Don Diego Sarmiento de Acuña, Count of Gondomar (es: Don Diego Sarmiento de Acuña, conde de Gondomar) (Gondomar, Galicia November 1, 1567 – Casa la Reina, Logroño, October 2, 1626), was a Spanish (Galician) diplomat, the Spanish ambassador to England from 1613 to 1622 and afterwards, as a kind of ambassador emeritus, Spain's leading expert on English affairs until his death.
The popular notion in England of his day painted him as privy to the inner thoughts of James I and VI, a fiendish schemer for Popery for whom "Machiavellian" was brought into common English usage and the head of a "Spanish" faction at the English court.

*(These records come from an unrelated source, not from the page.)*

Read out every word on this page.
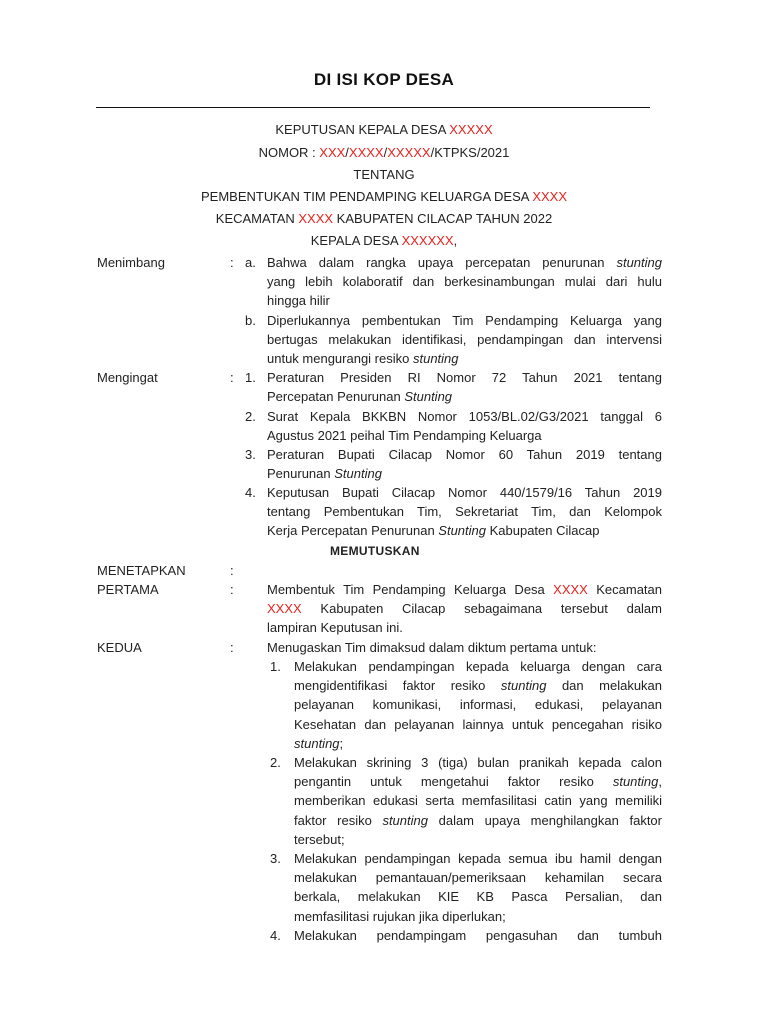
DI ISI KOP DESA
KEPUTUSAN KEPALA DESA XXXXX
NOMOR : XXX/XXXX/XXXXX/KTPKS/2021
TENTANG
PEMBENTUKAN TIM PENDAMPING KELUARGA DESA XXXX
KECAMATAN XXXX KABUPATEN CILACAP TAHUN 2022
KEPALA DESA XXXXXX,
Menimbang	: a. Bahwa dalam rangka upaya percepatan penurunan stunting
yang lebih kolaboratif dan berkesinambungan mulai dari hulu
hingga hilir
b. Diperlukannya pembentukan Tim Pendamping Keluarga yang
bertugas melakukan identifikasi, pendampingan dan intervensi
untuk mengurangi resiko stunting
Mengingat	: 1. Peraturan Presiden RI Nomor 72 Tahun 2021 tentang
Percepatan Penurunan Stunting
2. Surat Kepala BKKBN Nomor 1053/BL.02/G3/2021 tanggal 6
Agustus 2021 peihal Tim Pendamping Keluarga
3. Peraturan Bupati Cilacap Nomor 60 Tahun 2019 tentang
Penurunan Stunting
4. Keputusan Bupati Cilacap Nomor 440/1579/16 Tahun 2019
tentang Pembentukan Tim, Sekretariat Tim, dan Kelompok
Kerja Percepatan Penurunan Stunting Kabupaten Cilacap
MEMUTUSKAN
MENETAPKAN	:
PERTAMA	:	Membentuk Tim Pendamping Keluarga Desa XXXX Kecamatan
XXXX Kabupaten Cilacap sebagaimana tersebut dalam
lampiran Keputusan ini.
KEDUA	:	Menugaskan Tim dimaksud dalam diktum pertama untuk:
1. Melakukan pendampingan kepada keluarga dengan cara
mengidentifikasi faktor resiko stunting dan melakukan
pelayanan komunikasi, informasi, edukasi, pelayanan
Kesehatan dan pelayanan lainnya untuk pencegahan risiko
stunting;
2. Melakukan skrining 3 (tiga) bulan pranikah kepada calon
pengantin untuk mengetahui faktor resiko stunting,
memberikan edukasi serta memfasilitasi catin yang memiliki
faktor resiko stunting dalam upaya menghilangkan faktor
tersebut;
3. Melakukan pendampingan kepada semua ibu hamil dengan
melakukan pemantauan/pemeriksaan kehamilan secara
berkala, melakukan KIE KB Pasca Persalian, dan
memfasilitasi rujukan jika diperlukan;
4. Melakukan pendampingam pengasuhan dan tumbuh
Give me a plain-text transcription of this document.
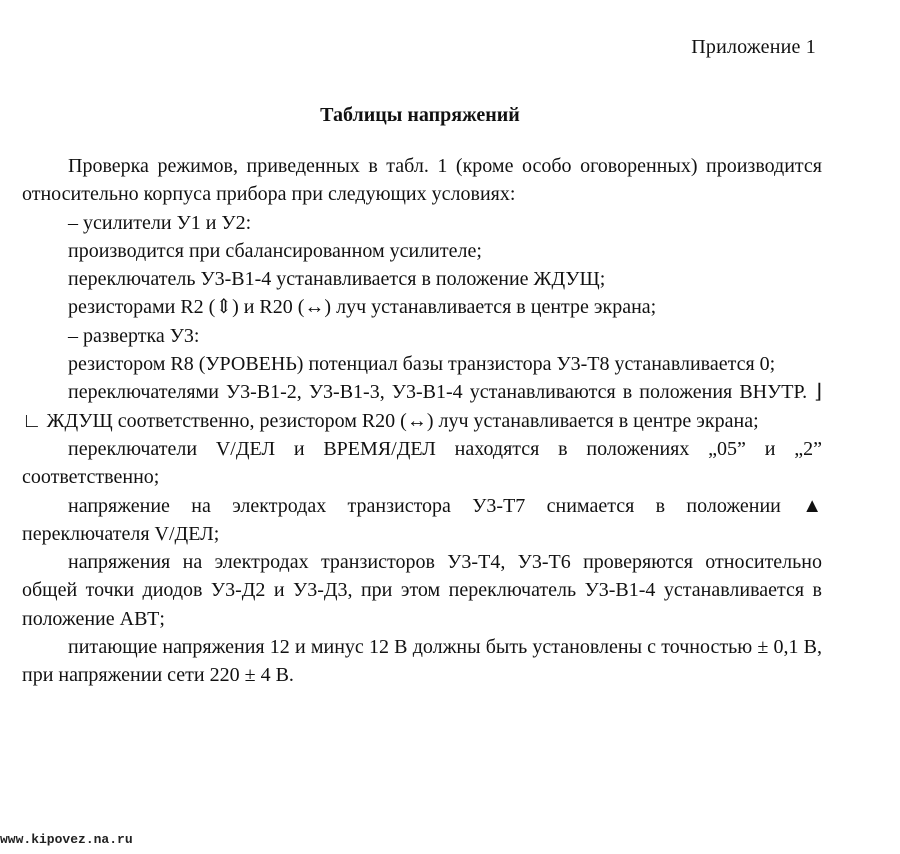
Приложение 1
Таблицы напряжений

Проверка режимов, приведенных в табл. 1 (кроме особо оговоренных) производится относительно корпуса прибора при следующих условиях:

– усилители У1 и У2:

производится при сбалансированном усилителе;

переключатель У3-В1-4 устанавливается в положение ЖДУЩ;

резисторами R2 (⇕) и R20 (↔) луч устанавливается в центре экрана;

– развертка У3:

резистором R8 (УРОВЕНЬ) потенциал базы транзистора У3-Т8 устанавливается 0;

переключателями У3-В1-2, У3-В1-3, У3-В1-4 устанавливаются в положения ВНУТР. ⌋ ∟ ЖДУЩ соответственно, резистором R20 (↔) луч устанавливается в центре экрана;

переключатели V/ДЕЛ и ВРЕМЯ/ДЕЛ находятся в положениях „05” и „2” соответственно;

напряжение на электродах транзистора У3-Т7 снимается в положении ▲ переключателя V/ДЕЛ;

напряжения на электродах транзисторов У3-Т4, У3-Т6 проверяются относительно общей точки диодов У3-Д2 и У3-Д3, при этом переключатель У3-В1-4 устанавливается в положение АВТ;

питающие напряжения 12 и минус 12 В должны быть установлены с точностью ± 0,1 В, при напряжении сети 220 ± 4 В.

www.kipovez.na.ru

Diego was the eldest son of the Galician knight Garcia Sarmiento de Soutomaior —Lord of Salvaterra de Miño, who served as corregidor of Toro and governor of the Canary Islands— and of Juana de Acuña, heiress of the noble house of Acuña. He was born in Gondomar, Galicia, inheriting large estates both in Galicia and in Old Castile. He took an active part during the Anglo-Spanish War in repelling an English raid led by Sir Francis Drake on Baiona and Vigo in 1585. They met forces again four years later in Vigo, after the "English Armada" was turned away in A Coruña and Lisbon; there Drake was rejected but not before the bombing and sack of the town. As a result of these military successes, he was appointed by King Philip II of Spain as governor of Baiona, and keeper of the fortress of Monte Real, so warding the southern frontier and sea coast of Galicia. Later, in 1596, he was appointed first corregidor of Toro, and later of Valladolid, then the residence and capital of King Philip III. From that moment he was forced to reconcile both roles, as courtier and corregidor in the capital, and as soldier and Capitan in Galicia: in 1603 he was sent from court to Vigo to superintend the distribution of the treasure brought from America by two galleons which were driven to take refuge there; on his return he was appointed a member of the board of finance. In 1609 he repelled a Dutch naval attack on the coast of Galicia.